Ip2 functors are derived from IPhysFunctor.

_images/phys-functors.png

Example interaction physics functors (Ip2_FrictMat_CpmMat_FrictPhys, Ip2_FrictMat_FrictMat_FrictPhys and Ip2_FrictMat_FrictViscoMat_FrictViscoPhys) producing FrictPhys or FrictViscoPhys accepting two various different types of Material (hence Ip2), such as CpmMat, FrictMat or FrictViscoMat.

LawDispatcher which uses LawFunctor

dispatches to the third set of functors, based on combinations of IGeom and IPhys (wherefore 2 in their name again) of each particular interaction, created by preceding functors. The Law2 functors represent constitutive law; they resolve the interaction by computing forces on the interacting bodies (repulsion, attraction, shear forces, …) or otherwise update interaction state variables.

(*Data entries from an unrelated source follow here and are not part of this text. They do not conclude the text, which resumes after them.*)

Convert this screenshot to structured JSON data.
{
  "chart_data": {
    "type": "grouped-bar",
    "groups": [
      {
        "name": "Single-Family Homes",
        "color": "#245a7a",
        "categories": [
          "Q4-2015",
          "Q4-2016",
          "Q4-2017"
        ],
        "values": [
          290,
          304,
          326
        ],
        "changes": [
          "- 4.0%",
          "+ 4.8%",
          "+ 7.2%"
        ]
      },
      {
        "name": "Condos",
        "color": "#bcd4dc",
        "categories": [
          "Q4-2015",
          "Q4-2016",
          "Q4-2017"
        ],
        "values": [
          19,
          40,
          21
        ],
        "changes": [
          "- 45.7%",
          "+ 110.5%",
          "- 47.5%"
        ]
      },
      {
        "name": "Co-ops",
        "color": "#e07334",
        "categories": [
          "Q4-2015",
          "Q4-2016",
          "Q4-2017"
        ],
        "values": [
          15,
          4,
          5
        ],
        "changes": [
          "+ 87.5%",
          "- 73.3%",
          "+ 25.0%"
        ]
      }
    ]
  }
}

Law2 functors all inherit from LawFunctor.

_images/law-functors.png

Example LawFunctors (Law2_CylScGeom_FrictPhys_CundallStrack, Law2_ScGeom_FrictPhys_CundallStrack and Law2_ScGridCoGeom_FrictPhys_CundallStrack) each of them performing calcuation of forces according to selected constitutive law.

There is chain of types produced by earlier functors and accepted by later ones; the user is responsible to satisfy type requirement (see img. img-dispatch-loop). An exception (with explanation) is raised in the contrary case.

_images/dispatch-loop.png

Chain of functors producing and accepting certain types. In the case shown, the Ig2 functors produce ScGeom instances from all handled Shapes combinations; the Ig2 functor produces FrictMat. The constitutive law functor Law2 accepts the combination of types produced. Note that the types are stated in the functor’s class names.

Note

When Yade starts, O.engines is filled with a reasonable default list, so that it is not strictly necessary to redefine it when trying simple things. The default scene will handle spheres, boxes, and facets with frictional properties correctly, and adjusts the timestep dynamically. You can find an example in examples/simple-scene/simple-scene-default-engines.py.